Do we really want to base our 21st century policy on what the colonialist preferred at a certain time in history, not at all based on health or what the preferences of different cultures might be? That’s just ridiculous. I think our drug laws need to be made scientifically, as best as possible, recognizing that values will always be part of that.
Beyond science, how did your background help form your views?
I don’t have kids, but I’ve often noticed when people first become parents they seem to completely forget their own adolescence and they start to, as their kids become teenagers, try to do the things that didn’t stop them themselves. And I jokingly frame this as: Your brain gets wiped of those memories when you become a parent.

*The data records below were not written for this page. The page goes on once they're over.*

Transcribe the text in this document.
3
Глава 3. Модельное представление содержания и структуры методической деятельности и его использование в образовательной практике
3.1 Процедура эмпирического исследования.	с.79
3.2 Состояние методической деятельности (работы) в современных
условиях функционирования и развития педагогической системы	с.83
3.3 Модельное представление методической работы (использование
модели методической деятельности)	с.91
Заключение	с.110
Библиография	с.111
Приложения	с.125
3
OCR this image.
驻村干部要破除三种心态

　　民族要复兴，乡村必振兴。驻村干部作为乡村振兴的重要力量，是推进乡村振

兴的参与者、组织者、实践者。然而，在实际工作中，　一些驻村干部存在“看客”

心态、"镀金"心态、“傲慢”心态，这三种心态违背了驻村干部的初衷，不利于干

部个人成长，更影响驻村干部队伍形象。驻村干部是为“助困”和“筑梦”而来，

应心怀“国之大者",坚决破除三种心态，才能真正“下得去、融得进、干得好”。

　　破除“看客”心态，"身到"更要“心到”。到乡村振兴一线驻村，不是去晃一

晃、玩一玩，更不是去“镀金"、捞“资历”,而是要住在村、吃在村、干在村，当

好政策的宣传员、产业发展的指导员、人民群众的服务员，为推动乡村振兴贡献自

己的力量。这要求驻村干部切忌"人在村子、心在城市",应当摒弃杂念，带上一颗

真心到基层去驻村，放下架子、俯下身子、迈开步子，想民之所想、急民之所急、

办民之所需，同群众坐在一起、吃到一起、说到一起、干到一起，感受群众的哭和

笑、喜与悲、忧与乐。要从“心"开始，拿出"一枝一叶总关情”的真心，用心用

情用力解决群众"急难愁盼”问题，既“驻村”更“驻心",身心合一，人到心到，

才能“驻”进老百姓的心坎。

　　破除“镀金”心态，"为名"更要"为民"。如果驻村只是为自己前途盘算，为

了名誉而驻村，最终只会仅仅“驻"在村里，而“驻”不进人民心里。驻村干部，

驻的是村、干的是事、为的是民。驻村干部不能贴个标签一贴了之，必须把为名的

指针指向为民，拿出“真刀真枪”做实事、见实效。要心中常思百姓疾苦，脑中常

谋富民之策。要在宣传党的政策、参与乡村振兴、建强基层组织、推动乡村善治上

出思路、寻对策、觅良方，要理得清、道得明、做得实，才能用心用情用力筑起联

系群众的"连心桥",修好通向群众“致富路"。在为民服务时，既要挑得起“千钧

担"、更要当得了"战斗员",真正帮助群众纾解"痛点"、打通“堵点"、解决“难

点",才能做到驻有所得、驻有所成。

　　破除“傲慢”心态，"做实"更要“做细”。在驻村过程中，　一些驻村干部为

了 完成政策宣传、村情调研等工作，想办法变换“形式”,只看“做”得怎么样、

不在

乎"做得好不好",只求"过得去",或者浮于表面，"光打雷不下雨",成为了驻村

I also had my own addiction to cocaine and heroin in my 20s. I knew that it was driven not by the things the drug workers were telling me; in fact, I couldn’t believe any drug information that was given to me by authorities because I knew from my own experience that it was wrong. So when you’re telling me that marijuana’s going to make me crazy and addicted, and it doesn’t happen, why would I believe you about the other things? And obviously there are greater risks associated with some other things. And the reason I ended up taking those risks, I eventually learned, was not because I was some horrible creature that is evil and bad and wrong, but because I was wired slightly differently, and I found that these substances allowed me to connect socially, allowed me to feel OK and not overwhelmed by my sensory issues and emotional dysregulation. So, having had that personal experience, I knew that a lot of the stuff that we say about these things is just wrong.
Having the personal experience made me understand a lot more. That’s not to say I can speak for everybody with addiction. I think there’s a huge range of experiences.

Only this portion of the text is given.